Happy Sugar Ray/Visor Day 2016!

Well, we made it. As loyal readers know, this is the 13th SRVD making it, of course, the Sugar Ray/Visor Day Bar Mitzvah aka the Sugar Ray Bar Mitzvisor. Now, while Sugar Ray has not performed “That’s What Friends are For,” or even danced the Hora, I think it’s pretty clear that this 2016 celebration has some significant overlap with a traditional Bar Mitzvah. Let’s take it step by step:

  1. Per Chabad.org: “First, and most importantly, a Jewish boy becomes a bar mitzvah on his thirteenth birthday, with or without a ceremony in synagogue. If he stumbles over a word, or forgets a sentence in his speech, he will not be disqualified. Putting too much pressure on the bar mitzvah boy to deliver a flawless performance will make the experience unnecessarily unpleasant for everyone.” It’s unlikely that a holiday could have its own ceremony during which it is an active participant. But, of all the successful late 90s/early 2000s bands, isn’t Sugar Ray at the top of the list of bands that would stumble over words or forget sentences? Mark McGrath, star of Sharnknado 2 and Joe Dirt 2, is not one to deliver a “flawless performance,” and yet still he gets his message across.

2.  Again, per Chabad: “Second, while preparing for the ceremony may be a rewarding experience, it should not be the sole focus of the bar mitzvah boy’s studies. A thorough review of the fundamentals of Jewish observance is a much better preparation for life as a Jewish adult than simply learning to chant a few paragraphs by rote.” And again, is anyone less solely-focused than Sugar Ray’s own Mark McGrath? Sugar Ray doesn’t only prioritize music. McGrath hosts a Sirius 90s on 9 show; was a host on Extra; and is touring with other 90s mainstays. McGrath knows his omnipresence makes some unhappy, but the fact is he isn’t isolating himself in one area. He’s not just a musician; he’s an entertainer.

3. Once more, per Chabad: “Finally, when choosing a date, keep in mind that although the bar mitzvah ceremony and celebration are often held on Shabbat, this is not a requirement.” And here we are, on a Friday, having our own small (worldwide) celebration.
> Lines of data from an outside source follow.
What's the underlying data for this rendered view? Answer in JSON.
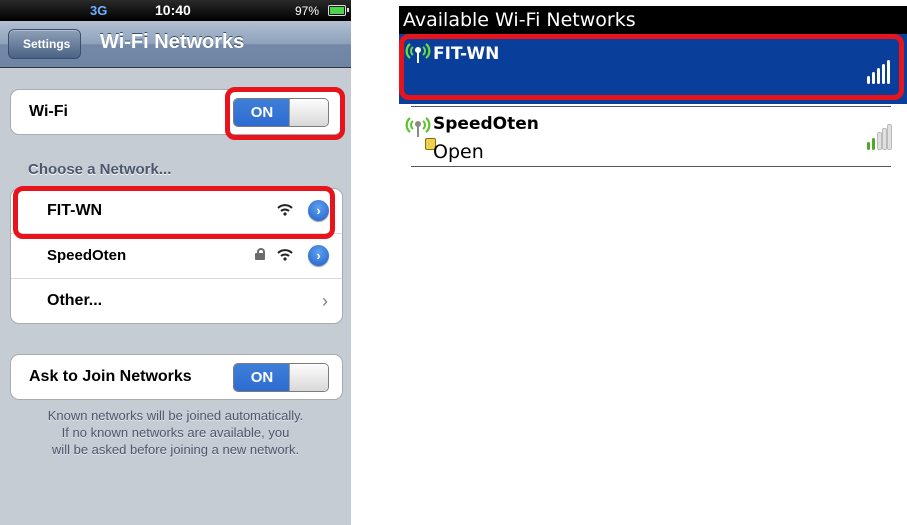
{
  "status_bar": {
    "network": "3G",
    "time": "10:40",
    "battery": "97%"
  },
  "nav": {
    "back_label": "Settings",
    "title": "Wi-Fi Networks"
  },
  "wifi_row": {
    "label": "Wi-Fi",
    "toggle": "ON"
  },
  "section_header": "Choose a Network...",
  "networks": [
    {
      "name": "FIT-WN",
      "locked": false
    },
    {
      "name": "SpeedOten",
      "locked": true
    },
    {
      "name": "Other...",
      "locked": false
    }
  ],
  "ask_row": {
    "label": "Ask to Join Networks",
    "toggle": "ON"
  },
  "footnote": {
    "line1": "Known networks will be joined automatically.",
    "line2": "If no known networks are available, you",
    "line3": "will be asked before joining a new network."
  },
  "bb": {
    "title": "Available Wi-Fi Networks",
    "items": [
      {
        "name": "FIT-WN",
        "security": ""
      },
      {
        "name": "SpeedOten",
        "security": "Open"
      }
    ]
  },
  "colors": {
    "highlight": "#e8141c",
    "ios_blue": "#2e6cd1",
    "bb_selected": "#0a3e9b",
    "signal_green": "#4fa82a"
  },
  "icons": [
    "wifi-icon",
    "lock-icon",
    "detail-disclosure-icon",
    "chevron-right-icon",
    "antenna-icon",
    "signal-bars-icon"
  ]
}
Let’s take it one step further: A visor may be a hat for those who have not yet become an adult, by Jewish law. Think about it: A visor is, for all intents and purposes, a baseball cap with a crucial missing piece. That piece? The yarmulke!  It’s what fills in the gap of this:

with this:

As I wrote last year, “No longer can I insist upon a Draconian standard of everyone wearing a visor and listening to the best Sugar Ray songs.” And while a Bar Mitzvah is a time to pledge adherence to Jewish law, in modern day Jewish society it’s also a chance to celebrate and party with friends and family. It’s a touchstone, but most importantly, the Bar Mitzvah brings people together. And that is always what this holiday has been about: celebrating the coming of good times ahead with friends and family both near and far. So, while we might not all be able to sway arm in arm to “That’s What Friends are For,” or even “Fly,” we can all celebrate the beginning of spring, of baseball season (just a few more days!), of good weather, and, most importantly, of good things to come. While not from the Torah or Talmud, our collective optimism and love for Sugar Ray and visors (without proper ceremony, without being the sole focus of today, and not being on the Sabbath) has made us all Bar Mitzvisors. And isn’t that something worth celebrating.